Compare them with what you observed
Explain your reasoning below
YOUR ANSWER HERE
Example answer:
In this loop, later iterations take longer. Therefore,
in the static policy, the execution time of the entire parallel loop will be the execution time of the thread 3, which are assigned iterations 9-11. the execution time will therefore be ((9 + 10 + 11) * 100) milliseconds = 3.0 seconds
in the dynamic policy, a crude (and optimistic) estimation, which assumes a perfect load balancing, is simply the serial execution time divided by the number of threads, which is ((0 + 1 + ... + 11) * 100) / 4 milliseconds = 1.65 seconds.
This crude approximation isn't quite acurate in this example, however.
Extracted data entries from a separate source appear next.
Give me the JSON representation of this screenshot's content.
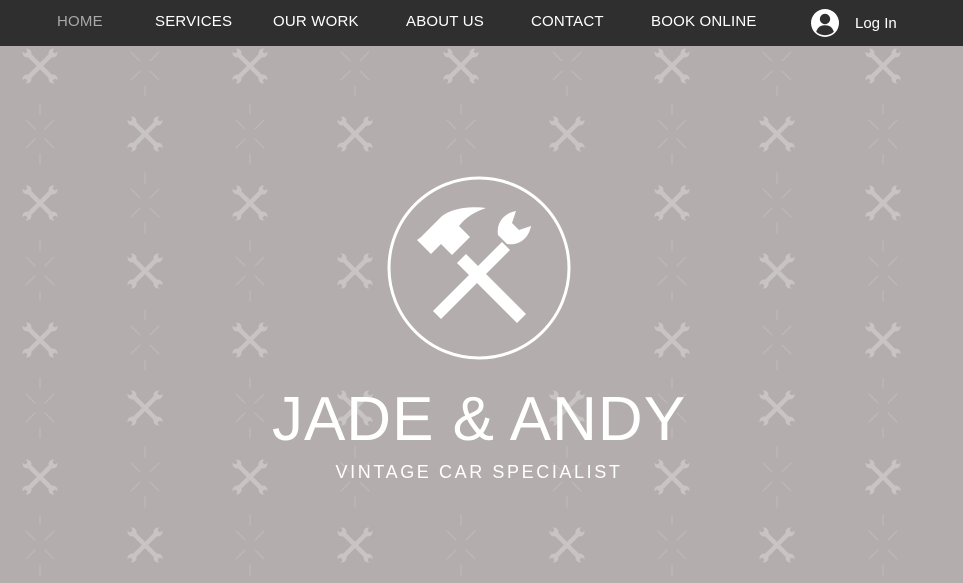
{
  "nav": {
    "items": [
      {
        "label": "HOME",
        "active": true
      },
      {
        "label": "SERVICES",
        "active": false
      },
      {
        "label": "OUR WORK",
        "active": false
      },
      {
        "label": "ABOUT US",
        "active": false
      },
      {
        "label": "CONTACT",
        "active": false
      },
      {
        "label": "BOOK ONLINE",
        "active": false
      }
    ],
    "login_label": "Log In",
    "login_icon": "user-avatar-icon"
  },
  "hero": {
    "title": "JADE & ANDY",
    "subtitle": "VINTAGE CAR SPECIALIST",
    "logo_icon": "hammer-and-wrench-icon",
    "pattern_icon": "crossed-wrenches-icon"
  },
  "colors": {
    "nav_background": "#2f2f2f",
    "nav_text": "#ffffff",
    "nav_active_text": "#a9a9a9",
    "hero_background": "#b3adad",
    "hero_text": "#ffffff"
  }
}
To be more precise in this particular case, the likely scenario will be the following (a number represents the last digit of an iteration number).
[0] 444488888888
[1] 155555999999999
[2] 226666660000000000
[3] 333777777711111111111
In this case, the execution time will be (3 + 7 + 11) * 100 milliseconds = 2.1 seconds
8. Collapse clause¶
#pragma omp for
can specify a collapse clause to apply work-sharing for a limited type of nested loops- With a
#pragma omp for clause(2)
, OpenMP considers the doubly-nested loop that comes after this pragma the subject of work-sharing (i.e., distribute iterations of the doubly-nested loop to threads); you must have a perfectly-nested, rectangular doubly-nested loop after this clause - A perfectly-nested loop is a nested loop whose outer loops (all loops except for the innermost one) do not have any statement except the inner loop. e.g.
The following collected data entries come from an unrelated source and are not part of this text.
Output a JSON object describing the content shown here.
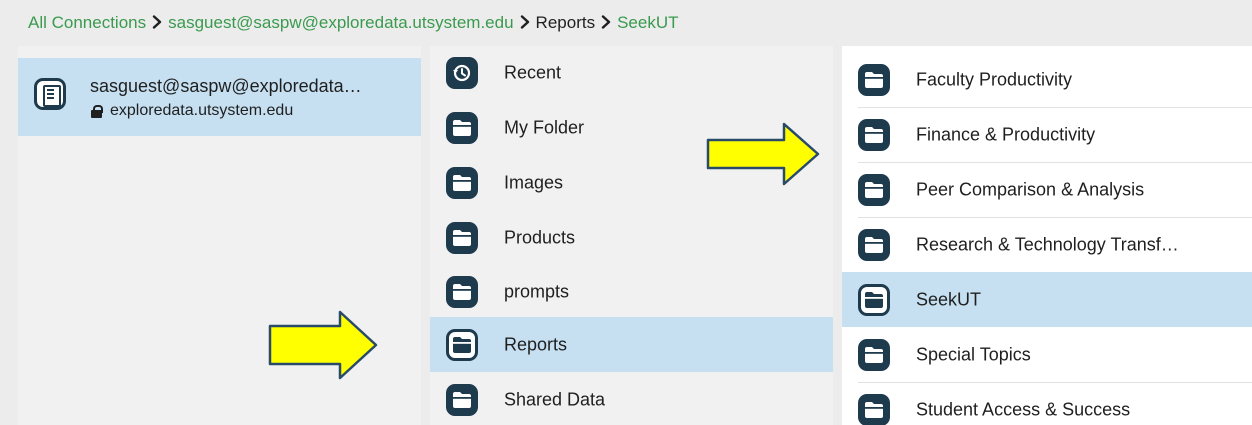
{
  "breadcrumb": {
    "items": [
      {
        "label": "All Connections"
      },
      {
        "label": "sasguest@saspw@exploredata.utsystem.edu"
      },
      {
        "label": "Reports"
      },
      {
        "label": "SeekUT"
      }
    ],
    "link_color": "#3a9a4e"
  },
  "connections": {
    "selected": {
      "name": "sasguest@saspw@exploredata…",
      "host": "exploredata.utsystem.edu",
      "icon": "server-icon"
    }
  },
  "folders": {
    "items": [
      {
        "label": "Recent",
        "icon": "history-icon"
      },
      {
        "label": "My Folder",
        "icon": "folder-icon"
      },
      {
        "label": "Images",
        "icon": "folder-icon"
      },
      {
        "label": "Products",
        "icon": "folder-icon"
      },
      {
        "label": "prompts",
        "icon": "folder-icon"
      },
      {
        "label": "Reports",
        "icon": "folder-icon",
        "selected": true
      },
      {
        "label": "Shared Data",
        "icon": "folder-icon"
      }
    ]
  },
  "reports": {
    "items": [
      {
        "label": "Faculty Productivity",
        "icon": "folder-icon"
      },
      {
        "label": "Finance & Productivity",
        "icon": "folder-icon"
      },
      {
        "label": "Peer Comparison & Analysis",
        "icon": "folder-icon"
      },
      {
        "label": "Research & Technology Transf…",
        "icon": "folder-icon"
      },
      {
        "label": "SeekUT",
        "icon": "folder-icon",
        "selected": true
      },
      {
        "label": "Special Topics",
        "icon": "folder-icon"
      },
      {
        "label": "Student Access & Success",
        "icon": "folder-icon"
      }
    ]
  },
  "colors": {
    "selection": "#c6e0f2",
    "icon_fill": "#1e3a4d",
    "arrow_fill": "#ffff00",
    "arrow_stroke": "#2a4a6a"
  }
}
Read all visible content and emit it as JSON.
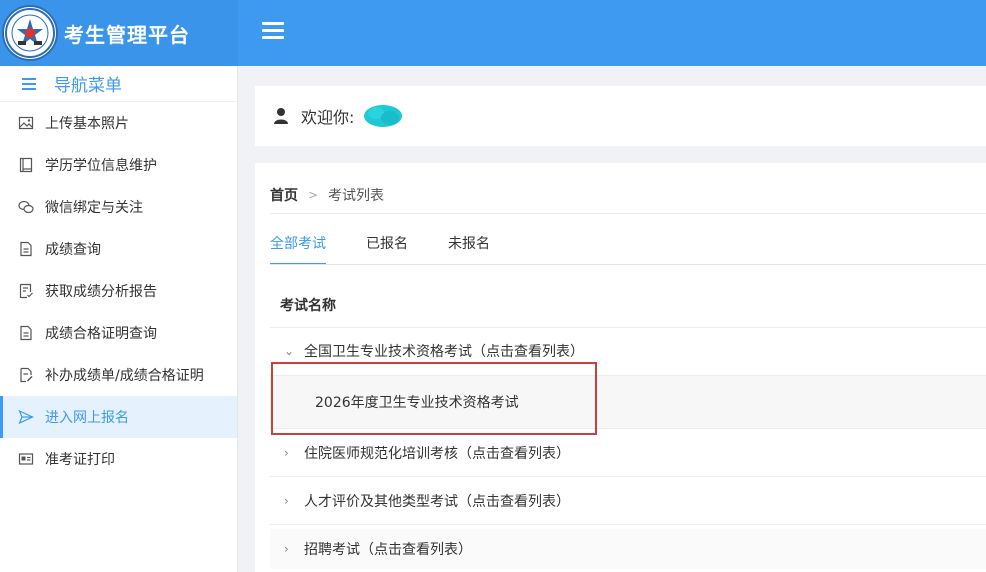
{
  "app": {
    "title": "考生管理平台"
  },
  "nav": {
    "header": "导航菜单",
    "items": [
      {
        "label": "上传基本照片",
        "icon": "image-icon"
      },
      {
        "label": "学历学位信息维护",
        "icon": "book-icon"
      },
      {
        "label": "微信绑定与关注",
        "icon": "wechat-icon"
      },
      {
        "label": "成绩查询",
        "icon": "document-icon"
      },
      {
        "label": "获取成绩分析报告",
        "icon": "report-icon"
      },
      {
        "label": "成绩合格证明查询",
        "icon": "document-icon"
      },
      {
        "label": "补办成绩单/成绩合格证明",
        "icon": "document-edit-icon"
      },
      {
        "label": "进入网上报名",
        "icon": "send-icon",
        "active": true
      },
      {
        "label": "准考证打印",
        "icon": "id-card-icon"
      }
    ]
  },
  "welcome": {
    "text": "欢迎你:"
  },
  "breadcrumb": {
    "home": "首页",
    "current": "考试列表"
  },
  "tabs": [
    {
      "label": "全部考试",
      "active": true
    },
    {
      "label": "已报名"
    },
    {
      "label": "未报名"
    }
  ],
  "table": {
    "column_header": "考试名称",
    "categories": [
      {
        "label": "全国卫生专业技术资格考试（点击查看列表）",
        "expanded": true
      },
      {
        "label": "住院医师规范化培训考核（点击查看列表）"
      },
      {
        "label": "人才评价及其他类型考试（点击查看列表）"
      },
      {
        "label": "招聘考试（点击查看列表）"
      }
    ],
    "sub_item": "2026年度卫生专业技术资格考试"
  },
  "colors": {
    "primary": "#3d9af0",
    "highlight": "#c9413f"
  }
}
for (i = 0; i < 100; i++) {
for (j = 0; j < 100; j++) {
S(i,j);
}
}
is perfectly nested whereas
for (i = 0; i < 100; i++) {
S;
for (j = 0; j < 100; j++) {
T;
}
}
is not.
- A perfectly nested loop is conceptually a flat loop with a mechanical transformation.
for (ij = 0; ij < 100 * 100; ij++) {
i = ij / 100;
j = ij % 100;
S(i,j);
}
- A rectangular loop is a loop whose iteration counts of inner loops never depend on outer loops. For example,
for (i = 0; i < 100; i++) {
for (j = 0; j < i; j++) {
S(i,j);
}
}
is not a rectangular loop.
- Generally speaking, OpenMP
#pragma omp parallel
+#pragma omp for
cannot handle nested parallelism very well, but collapse clause alleviates the problem to some extent - Consider using tasks below for more general form of nested parallelism
Problem 7 : Apply collapse and schedule¶
- Apply collapse and schedule to the following loop
- Trick: write
schedule(runtime)
and you can change the scheduling policy at execution time by setting environment variableOMP_SCHEDULE=
in the command line. See OMP_SCHEDULE environment variable for details - Reason about the execution time of various schedule policies and with/without collapse
%%writefile omp_collapse.c
#include <stdio.h>
#include <unistd.h>
#include <omp.h>
int main() {
double t0 = omp_get_wtime();
/* apply collapse and schedule */
#pragma omp parallel for
for (int i = 0; i < 5; i++) {
for (int j = 0; j < 5; j++) {
usleep(100 * 1000 * (i + j));
printf("iteration (%d, %d) executed by thread %d\n", i, j, omp_get_thread_num());
fflush(stdout);
}
}
double t1 = omp_get_wtime();
printf("%f sec\n", t1 - t0);
return 0;
}
clang -fopenmp omp_collapse.c -o omp_collapse
# nvc -mp omp_collapse.c -o omp_collapse
OMP_NUM_THREADS=3 ./omp_collapse
Example answer:
%%writefile omp_collapse_ans.c
#include <stdio.h>
#include <unistd.h>
#include <omp.h>
int main() {
double t0 = omp_get_wtime();
/* apply collapse and schedule */
#pragma omp parallel for collapse(2) schedule(runtime)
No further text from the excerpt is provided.